Uit de tijd vallen - David Grossman


Het is een dun boek van 143 geschreven pagina’s, met bovendien veel wit regels. Het is in een paar uur uit (in mijn geval in een busrit naar het centrum van Amsterdam. Ik haalde de busstop bij Hotel Americain als altijd weer precies op tijd voor het toilet).

 

Ik heb mijn verslag in delen gehakt.

Deel 1, het leed van ouders; de wanhoop

Deel 2, het leed van anderen; het sentiment

Deel 3, het leed van schrijvers; de overeenkomst

 

Deel 1 - Het leed van ouders - de wanhoop

De zoon van de schrijver, Uri sneuvelde een aantal jaren geleden in de Libanon oorlog als Israëlisch soldaat. Door dit boek te schrijven lijkt de schrijver voor zichzelf tekst en vorm gevonden te hebben om zijn gevoel onder woorden te brengen. Door onbeschrijfelijk treurig leed te verwoorden, kan de schrijver misschien hun rouw verwerken. En misschien bij de juiste woorden, zelf verder kunnen of, zoals bij dit boek aan anderen iets geven om verder te kunnen.

 

De vorm is een literaire vervlechting van ritmische (non)poëzie en toneeltekst. Het lijkt een libretto voor een opera. Een verhaal met ‘meer stemmen’ dan alleen de stem van de schrijver.
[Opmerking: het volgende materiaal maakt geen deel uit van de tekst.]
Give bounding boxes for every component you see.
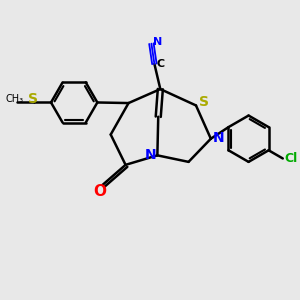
Text: Cl: Cl — [284, 152, 298, 165]
Text: S: S — [199, 95, 209, 109]
Text: C: C — [156, 59, 164, 69]
Text: S: S — [28, 92, 38, 106]
Text: N: N — [212, 131, 224, 145]
Text: N: N — [153, 37, 162, 47]
Text: O: O — [94, 184, 106, 199]
Text: N: N — [145, 148, 156, 162]
Text: CH₃: CH₃ — [6, 94, 24, 104]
Het lijken figuren uit een onderwereld met een queeste; een zoektocht met een niet uit te voeren opdracht door figuren / anderen die hun kind hebben verloren; door ziekte, door zelfmoord, door verdrinking.

 

De queeste begint met een man die van tafel opstaat en op zoek gaat naar zijn verloren kind en met zijn vrouw die zingt voor haar verloren zoon. Ze denkt dat haar man gek is geworden, omdat hij zijn begrip voor tijd en ruimte heeft verloren. En andere kleurrijke tot de verbeelding sprekende figuren als de stadchroniqueur, die als een klerk de verhalen optekent, de centaur die de verhalen bedenkt. Een oude rekenonderwijzer, een hertog, een vroedvrouw. Zij rouwen ook om het verlies van een kind door te praten, te huilen, te zingen, te vloeken ook. En de stemmen vormen samen een koor van verdriet, terwijl men loopt naar ‘daar’, het punt waar tijd en ruimte samenkomen. ‘Daar’ is een hoge zwarte muur, die lijkt te leven, waarin de gezichten van hun kinderen afgebeeld staan of weer verdwijnen.

 

Een opera die door de personages doet denken aan een tijd van lang geleden.
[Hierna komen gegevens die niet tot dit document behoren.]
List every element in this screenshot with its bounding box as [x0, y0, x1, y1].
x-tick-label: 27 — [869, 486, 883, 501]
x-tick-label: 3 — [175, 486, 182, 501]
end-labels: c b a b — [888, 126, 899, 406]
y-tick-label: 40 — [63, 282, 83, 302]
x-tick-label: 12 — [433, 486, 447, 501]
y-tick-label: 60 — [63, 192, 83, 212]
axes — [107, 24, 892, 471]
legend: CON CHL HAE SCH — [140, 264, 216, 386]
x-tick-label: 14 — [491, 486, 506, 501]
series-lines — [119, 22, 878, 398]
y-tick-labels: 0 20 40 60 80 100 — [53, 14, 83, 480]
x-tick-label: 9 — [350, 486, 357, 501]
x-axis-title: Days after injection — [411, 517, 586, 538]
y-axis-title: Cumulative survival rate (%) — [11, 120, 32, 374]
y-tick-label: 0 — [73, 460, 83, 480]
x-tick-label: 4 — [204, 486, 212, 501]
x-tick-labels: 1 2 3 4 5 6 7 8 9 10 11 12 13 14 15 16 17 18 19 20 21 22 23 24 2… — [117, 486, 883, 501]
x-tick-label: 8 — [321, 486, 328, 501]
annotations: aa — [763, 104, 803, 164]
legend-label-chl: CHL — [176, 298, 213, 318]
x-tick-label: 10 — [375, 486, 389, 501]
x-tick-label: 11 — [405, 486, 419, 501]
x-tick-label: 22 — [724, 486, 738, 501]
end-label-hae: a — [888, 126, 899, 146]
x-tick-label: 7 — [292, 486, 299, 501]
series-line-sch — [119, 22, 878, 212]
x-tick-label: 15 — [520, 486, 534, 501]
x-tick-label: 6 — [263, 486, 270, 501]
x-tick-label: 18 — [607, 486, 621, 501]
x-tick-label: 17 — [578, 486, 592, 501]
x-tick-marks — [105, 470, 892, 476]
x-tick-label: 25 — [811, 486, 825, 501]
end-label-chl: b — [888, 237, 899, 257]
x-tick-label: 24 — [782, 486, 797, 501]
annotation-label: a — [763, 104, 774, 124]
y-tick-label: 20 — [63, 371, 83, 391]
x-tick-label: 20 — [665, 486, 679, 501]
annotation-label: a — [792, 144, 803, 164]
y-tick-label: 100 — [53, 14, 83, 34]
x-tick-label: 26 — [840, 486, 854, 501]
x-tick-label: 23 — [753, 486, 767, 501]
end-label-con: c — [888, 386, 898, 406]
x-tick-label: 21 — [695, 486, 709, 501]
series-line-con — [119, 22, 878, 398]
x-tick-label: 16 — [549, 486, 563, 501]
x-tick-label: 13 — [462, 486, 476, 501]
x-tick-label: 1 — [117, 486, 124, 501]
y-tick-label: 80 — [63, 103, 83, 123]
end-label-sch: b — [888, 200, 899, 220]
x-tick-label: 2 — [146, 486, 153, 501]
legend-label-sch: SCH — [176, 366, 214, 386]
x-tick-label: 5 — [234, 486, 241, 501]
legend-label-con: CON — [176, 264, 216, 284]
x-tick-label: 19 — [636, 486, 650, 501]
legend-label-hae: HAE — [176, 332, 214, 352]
De context van het Israëlische leger geeft het voor mijn gevoel nog een extra opera gehalte; het kind is gevallen in de strijd. Elke ouder kan in zo’n land een dergelijk bericht krijgen. 

 

Deel 2 - Het leed van anderen - het sentiment

Wat maakt dat we het leed van anderen willen meemaken?

 

Als een soort ramptoerist kijken we naar (stukjes van) avondvullende programma’s om bijvoorbeeld het kankerfonds aan leden te helpen en word ik gedwongen kleine kindjes te zien die heel erg ziek zijn en hun ouders die heel veel leed ondergaan.

 

Ik kan er niet tegen, het lijkt onecht vanwege de marketing; men ‘moet’ geraakt worden. Oprecht leed verandert dan voor mij tot sentiment. Ik haat dat. Iets in dit boek, vooral het einde met het graven, raakt dit goedkope sentiment. Daarom vond ik het, heel stoer van mezelf, in eerste instantie geen goed boek. Door dat element van marketing op leed. 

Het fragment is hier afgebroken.